À Antananarivo, la pluie tant attendue par les Malgaches depuis des semaines est finalement tombée vendredi soir. Déclenchée artificiellement pour alimenter les rivières asséchées, elle est toutefois un cauchemar pour les habitants des bas quartiers. À l'exemple d'Eliane qui vit avec son mari et ses trois enfants dans une petite maison en bois et en tôle, recouverte de sacs de riz. À chaque averse, leur toit percé transforme leur quotidien en épreuve. “Hier, quand la pluie est tombée, tout de suite l’eau a envahi la maison. Tous nos vêtements sont mouillés. On est allés se réfugier chez les voisins qui ont une maison en briques. Chez nous, tout a été inondé, le matelas là, il est entièrement trempé”, raconte la mère de famille.
Dans ces quartiers, la pluie est synonyme de canaux bouchés et d’insalubrité. Faute d’entretien public, certains habitants tentent de limiter les dégâts. Deux fois par semaine, Tatamo, qui est lavandière, essaye de nettoyer le canal d’évacuation des eaux usées en face de chez elle, mais son combat est sans fin. “Il y a des gens qui ramassent les ordures et viennent les jeter chez nous, alors qu’on nettoie ici tous les mardis et mercredis. On leur demande de ne pas jeter les ordures ici mais ils n’écoutent pas, alors que l’eau est sale et les ordures entrent chez nous”, explique Tatamo.
L'économie locale paralysée
Dans ce quartier d'Antananarivo, la plupart des maisons en bois sont construites sur pilotis, mais cela reste insuffisant face à la montée des eaux. “On a construit la maison en hauteur pour que l’eau n’entre pas dans la maison. Et quand on se prépare à la montée des eaux, on met aussi notre lit en hauteur.
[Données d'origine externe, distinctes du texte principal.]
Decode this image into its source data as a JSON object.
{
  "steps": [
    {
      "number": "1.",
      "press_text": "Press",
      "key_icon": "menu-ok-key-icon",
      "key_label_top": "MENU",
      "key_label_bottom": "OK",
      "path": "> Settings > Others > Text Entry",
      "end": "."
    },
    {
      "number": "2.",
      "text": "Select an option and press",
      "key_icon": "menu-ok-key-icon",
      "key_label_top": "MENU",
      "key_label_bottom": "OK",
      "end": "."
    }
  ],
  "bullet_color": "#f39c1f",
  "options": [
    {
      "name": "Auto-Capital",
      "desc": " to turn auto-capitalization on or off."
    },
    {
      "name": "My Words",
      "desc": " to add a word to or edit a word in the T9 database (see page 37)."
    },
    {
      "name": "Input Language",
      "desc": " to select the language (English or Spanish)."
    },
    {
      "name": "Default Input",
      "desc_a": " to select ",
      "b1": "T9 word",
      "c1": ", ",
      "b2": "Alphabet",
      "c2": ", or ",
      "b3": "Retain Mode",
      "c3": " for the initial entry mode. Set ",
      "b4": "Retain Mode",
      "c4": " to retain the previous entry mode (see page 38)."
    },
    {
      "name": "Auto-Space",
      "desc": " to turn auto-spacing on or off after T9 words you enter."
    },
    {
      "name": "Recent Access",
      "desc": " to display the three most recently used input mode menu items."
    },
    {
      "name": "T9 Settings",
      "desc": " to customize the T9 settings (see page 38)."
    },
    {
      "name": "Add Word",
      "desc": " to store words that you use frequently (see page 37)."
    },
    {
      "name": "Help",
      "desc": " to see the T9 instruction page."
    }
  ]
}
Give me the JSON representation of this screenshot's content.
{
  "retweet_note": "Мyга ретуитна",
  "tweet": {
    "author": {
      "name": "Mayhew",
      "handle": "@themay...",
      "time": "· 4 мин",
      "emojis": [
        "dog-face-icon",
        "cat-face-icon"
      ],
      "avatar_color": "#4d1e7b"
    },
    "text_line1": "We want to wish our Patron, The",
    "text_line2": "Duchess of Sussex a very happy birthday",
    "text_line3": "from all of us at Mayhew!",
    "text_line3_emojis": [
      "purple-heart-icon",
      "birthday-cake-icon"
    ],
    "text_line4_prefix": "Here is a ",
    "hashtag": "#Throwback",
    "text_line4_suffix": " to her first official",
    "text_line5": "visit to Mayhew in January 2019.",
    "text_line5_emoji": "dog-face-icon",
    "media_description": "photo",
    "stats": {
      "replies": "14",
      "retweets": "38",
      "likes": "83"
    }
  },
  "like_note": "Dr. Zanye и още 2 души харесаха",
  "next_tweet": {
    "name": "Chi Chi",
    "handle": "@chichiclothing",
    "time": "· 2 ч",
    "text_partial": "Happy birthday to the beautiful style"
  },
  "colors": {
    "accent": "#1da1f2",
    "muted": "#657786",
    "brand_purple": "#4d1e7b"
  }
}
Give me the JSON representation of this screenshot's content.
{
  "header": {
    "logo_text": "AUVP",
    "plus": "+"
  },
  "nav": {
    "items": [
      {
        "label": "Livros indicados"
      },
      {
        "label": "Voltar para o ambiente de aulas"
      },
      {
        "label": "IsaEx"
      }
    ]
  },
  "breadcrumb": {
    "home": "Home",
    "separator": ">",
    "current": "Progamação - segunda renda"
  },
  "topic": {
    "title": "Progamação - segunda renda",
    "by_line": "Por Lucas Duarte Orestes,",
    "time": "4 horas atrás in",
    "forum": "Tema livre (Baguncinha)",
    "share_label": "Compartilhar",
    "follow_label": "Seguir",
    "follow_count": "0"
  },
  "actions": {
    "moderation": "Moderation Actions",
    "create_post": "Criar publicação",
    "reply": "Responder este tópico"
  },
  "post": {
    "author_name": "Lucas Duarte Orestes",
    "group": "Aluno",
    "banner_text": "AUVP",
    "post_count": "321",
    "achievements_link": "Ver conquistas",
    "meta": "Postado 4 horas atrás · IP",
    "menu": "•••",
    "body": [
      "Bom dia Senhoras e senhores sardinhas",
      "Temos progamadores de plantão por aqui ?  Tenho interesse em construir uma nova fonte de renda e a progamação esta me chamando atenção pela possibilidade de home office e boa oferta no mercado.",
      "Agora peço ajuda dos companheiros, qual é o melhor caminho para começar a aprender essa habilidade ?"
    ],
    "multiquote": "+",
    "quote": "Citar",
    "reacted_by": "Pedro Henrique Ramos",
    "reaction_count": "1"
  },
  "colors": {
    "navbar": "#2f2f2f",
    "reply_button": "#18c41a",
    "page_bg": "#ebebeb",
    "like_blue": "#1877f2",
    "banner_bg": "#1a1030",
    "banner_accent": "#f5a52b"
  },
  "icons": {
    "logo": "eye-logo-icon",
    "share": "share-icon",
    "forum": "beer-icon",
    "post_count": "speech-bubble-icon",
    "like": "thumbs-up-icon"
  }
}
Mais quand l’eau monte, ça touche le parquet. On ne peut pas quitter notre maison parce qu’on ne sait pas où mettre nos meubles. On ne va pas les laisser ici sans surveillance, sinon les voleurs vont venir nous cambrioler”, selon Adéline, une retraitée.
Les difficultés d’accès paralysent aussi l’économie locale. Volatina vend des bouteilles vides et des canettes pour survivre, mais lorsque les ruelles sont inondées, elle ne peut plus travailler. “Quand c’est la saison des pluies, les enfants ne peuvent pas sortir à cause de la montée des eaux, le canal que vous voyez est débordé. On reste confinés ici, à la maison, alors que la maison est inondée. En plus, on ne mange pas suffisamment, je n’arrive pas à vendre, peut-être que j’arrive à gagner 60 centimes en une journée”, témoigne Volatiana.
Dans les quartiers pauvres, certains habitants comme Laurence, récupèrent l’eau stagnante. Une eau insalubre, mais nécessaire pour cette vendeuse de sachets plastiques. Laurence, une autre vendeuse explique que “cette eau, c’est pour laver les pieds et les chaussures. On utilise l’eau potable du bidon uniquement pour faire la cuisine et laver les vêtements, parce que ça coûte trop cher, c’est triste.”
Cependant, cette eau insalubre n’est pas sans risques pour la santé : fièvre, toux et maux de ventre, s’ajoutent au quotidien déjà difficile des Malgaches. Si les plans d’urgence sont activés en cas de cyclones, les simples pluies laissent ces familles livrées à elles-mêmes.